McLaren Applied secures UK government funding for 18-month research programme

Collaboration with Peregrine MLS and Warwick Manufacturing Group to investigate automation viabilities.

McLaren Applied has secured UK government funding for an 18-month research programme.

Confirmed:

  • Programme to investigate the viability of automating high-performance stator winding
  • Collaborators include Peregrine MLS and Warwick Manufacturing Group
  • Stators are currently hand-wound, increasing production time and cost and reducing efficiency

Context:

The technology to machine-wind mass-produced stators (a stationary component of an electromagnetic device) is already in use. But, there is currently no capacity to automate the production of high-performance variants. These require an even denser wind than standard, making their construction a more costly, time consuming and labour-intensive process.

Comment:

Thomas Keenan, head of motorsport operations at McLaren Applied, said: “We at McLaren Applied are very excited by the capabilities this funding will unlock, and the benefit it will bring to all members of the project team. The funding support enables the project team to invest in the winding automation of high-performance stators to exacting standards, reducing the number of hours in the manufacture of our market leading performance alternator products.

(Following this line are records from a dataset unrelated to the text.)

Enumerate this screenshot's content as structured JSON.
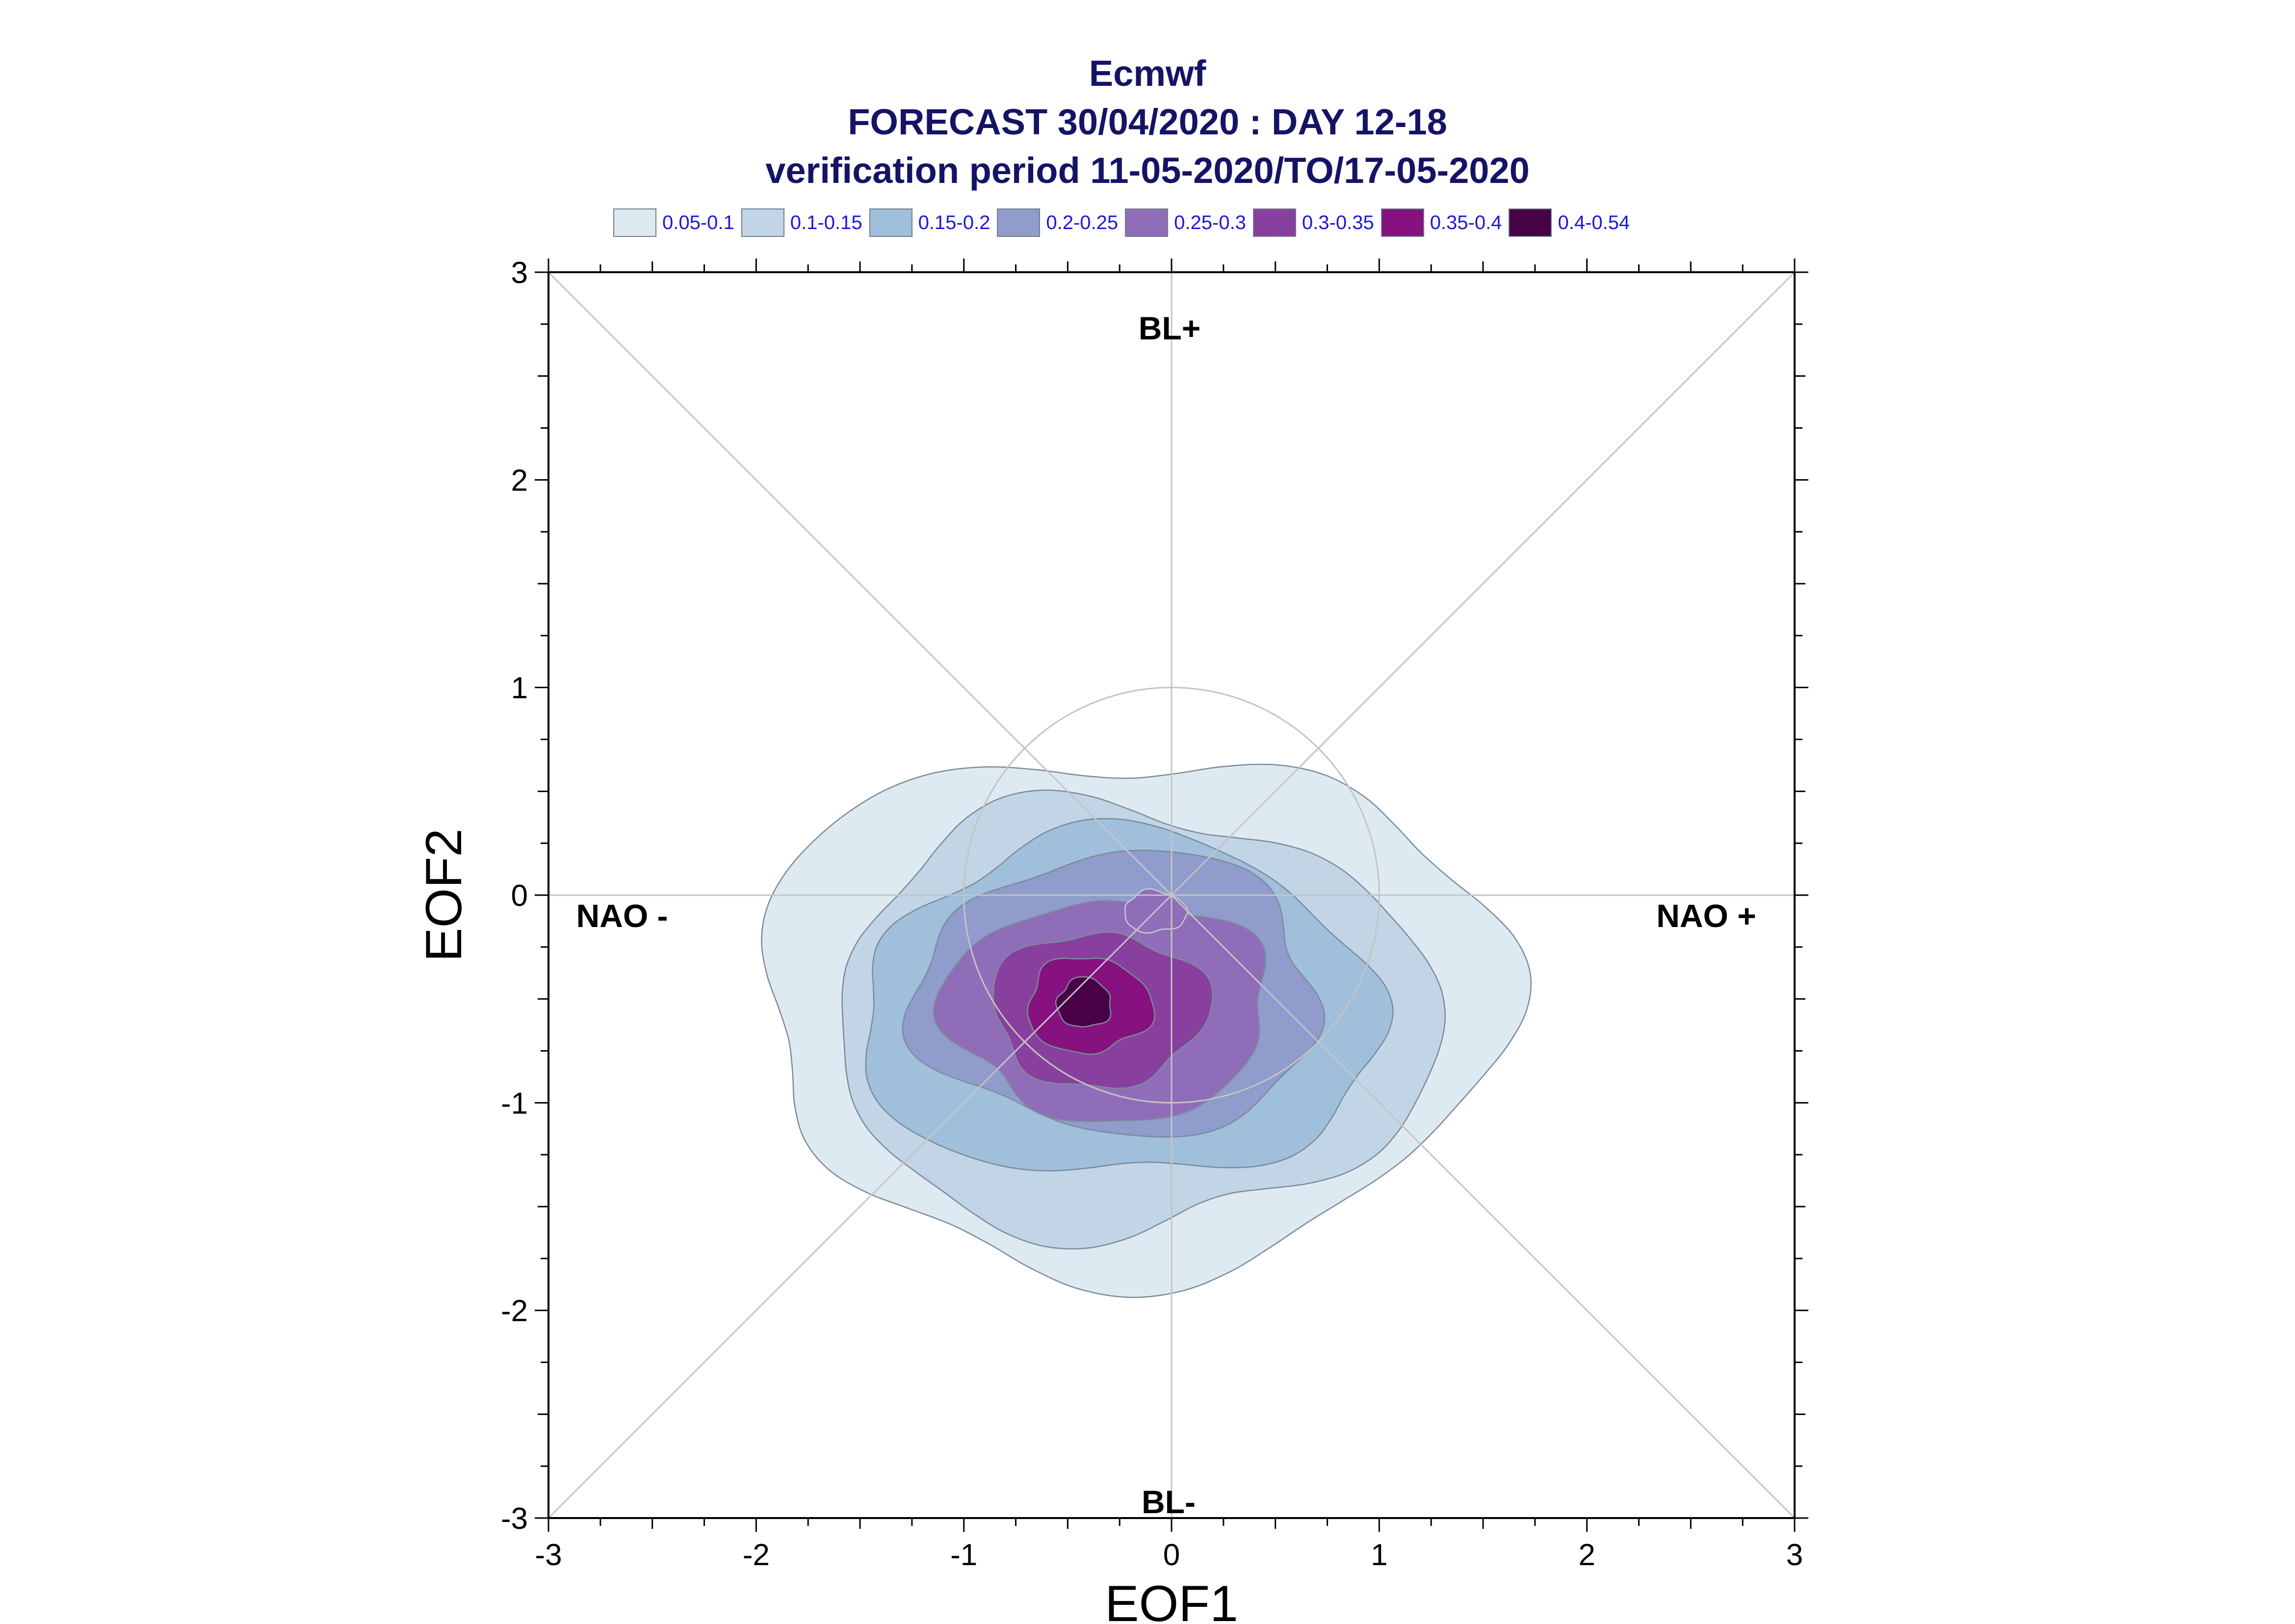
{
  "chart_data": {
    "type": "contour",
    "title": [
      "Ecmwf",
      "FORECAST 30/04/2020 : DAY 12-18",
      "verification period 11-05-2020/TO/17-05-2020"
    ],
    "xlabel": "EOF1",
    "ylabel": "EOF2",
    "xlim": [
      -3,
      3
    ],
    "ylim": [
      -3,
      3
    ],
    "xticks": [
      "-3",
      "-2",
      "-1",
      "0",
      "1",
      "2",
      "3"
    ],
    "yticks": [
      "-3",
      "-2",
      "-1",
      "0",
      "1",
      "2",
      "3"
    ],
    "grid": false,
    "legend_position": "top",
    "regime_labels": {
      "top": "BL+",
      "bottom": "BL-",
      "left": "NAO -",
      "right": "NAO +"
    },
    "reference_circle": {
      "center": [
        0,
        0
      ],
      "radius": 1
    },
    "levels": [
      {
        "label": "0.05-0.1",
        "color": "#deeaf2",
        "rx": 1.8,
        "ry": 1.25,
        "cx": -0.2,
        "cy": -0.55
      },
      {
        "label": "0.1-0.15",
        "color": "#c2d5e6",
        "rx": 1.45,
        "ry": 1.03,
        "cx": -0.2,
        "cy": -0.6
      },
      {
        "label": "0.15-0.2",
        "color": "#9fbfdb",
        "rx": 1.25,
        "ry": 0.83,
        "cx": -0.25,
        "cy": -0.55
      },
      {
        "label": "0.2-0.25",
        "color": "#8f9ccc",
        "rx": 0.97,
        "ry": 0.68,
        "cx": -0.25,
        "cy": -0.48
      },
      {
        "label": "0.25-0.3",
        "color": "#8f6db8",
        "rx": 0.78,
        "ry": 0.53,
        "cx": -0.3,
        "cy": -0.55
      },
      {
        "label": "0.3-0.35",
        "color": "#893f9e",
        "rx": 0.52,
        "ry": 0.37,
        "cx": -0.35,
        "cy": -0.55
      },
      {
        "label": "0.35-0.4",
        "color": "#86117f",
        "rx": 0.3,
        "ry": 0.23,
        "cx": -0.4,
        "cy": -0.53
      },
      {
        "label": "0.4-0.54",
        "color": "#480046",
        "rx": 0.13,
        "ry": 0.12,
        "cx": -0.42,
        "cy": -0.52
      }
    ],
    "secondary_peak": {
      "level": "0.25-0.3",
      "cx": -0.08,
      "cy": -0.08,
      "rx": 0.15,
      "ry": 0.1
    }
  }
}
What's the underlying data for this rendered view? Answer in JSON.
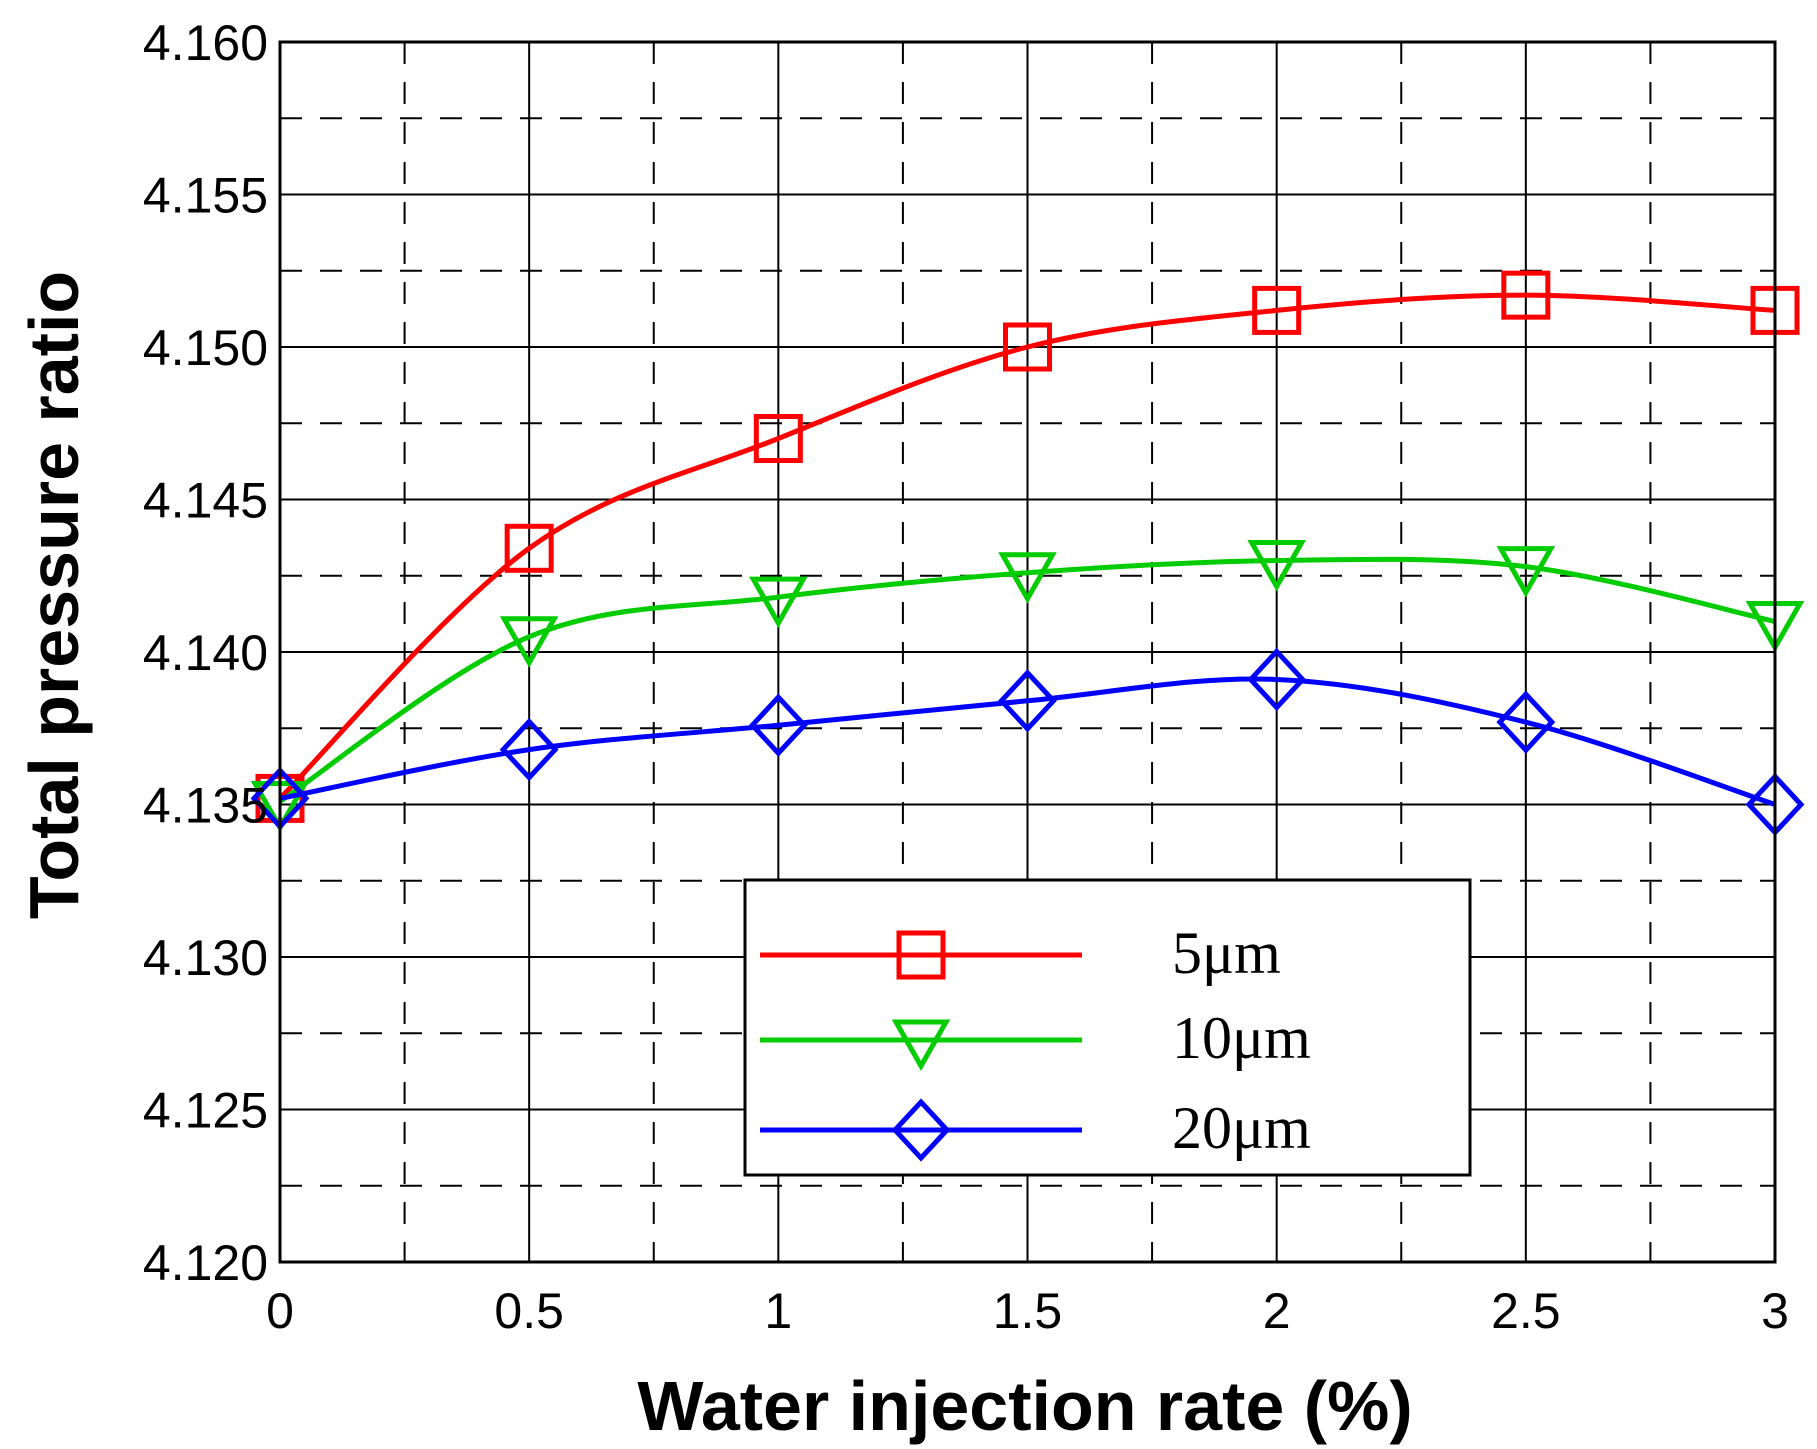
{
  "chart_data": {
    "type": "line",
    "xlabel": "Water injection rate (%)",
    "ylabel": "Total pressure ratio",
    "xlim": [
      0,
      3
    ],
    "ylim": [
      4.12,
      4.16
    ],
    "x_major_ticks": [
      0,
      0.5,
      1,
      1.5,
      2,
      2.5,
      3
    ],
    "x_tick_labels": [
      "0",
      "0.5",
      "1",
      "1.5",
      "2",
      "2.5",
      "3"
    ],
    "y_major_ticks": [
      4.12,
      4.125,
      4.13,
      4.135,
      4.14,
      4.145,
      4.15,
      4.155,
      4.16
    ],
    "y_tick_labels": [
      "4.120",
      "4.125",
      "4.130",
      "4.135",
      "4.140",
      "4.145",
      "4.150",
      "4.155",
      "4.160"
    ],
    "grid": "major solid, minor dashed",
    "legend_position": "bottom-center",
    "x": [
      0,
      0.5,
      1,
      1.5,
      2,
      2.5,
      3
    ],
    "series": [
      {
        "name": "5μm",
        "color": "#ff0000",
        "marker": "square",
        "values": [
          4.1352,
          4.1434,
          4.147,
          4.15,
          4.1512,
          4.1517,
          4.1512
        ]
      },
      {
        "name": "10μm",
        "color": "#00cc00",
        "marker": "triangle-down",
        "values": [
          4.1351,
          4.1405,
          4.1418,
          4.1426,
          4.143,
          4.1428,
          4.141
        ]
      },
      {
        "name": "20μm",
        "color": "#0000ff",
        "marker": "diamond",
        "values": [
          4.1352,
          4.1368,
          4.1376,
          4.1384,
          4.1391,
          4.1377,
          4.135
        ]
      }
    ]
  }
}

“For McLaren Applied, it will enable our business to maintain our competitiveness in existing markets while increasing the scalability of our products into new adjacent sectors, allowing the growth of our business in this critical area.”

Coming next:

The ability to produce next-generation alternators using machine-wound stators with higher output, and reduced size, weight and cost, will provide new opportunities in applications where competitive advantages are hard to identify. Not only would this strengthen McLaren Applied’s position in the motorsport, automotive and aeronautical markets, but also create new, world leading supply chain capability in the UK.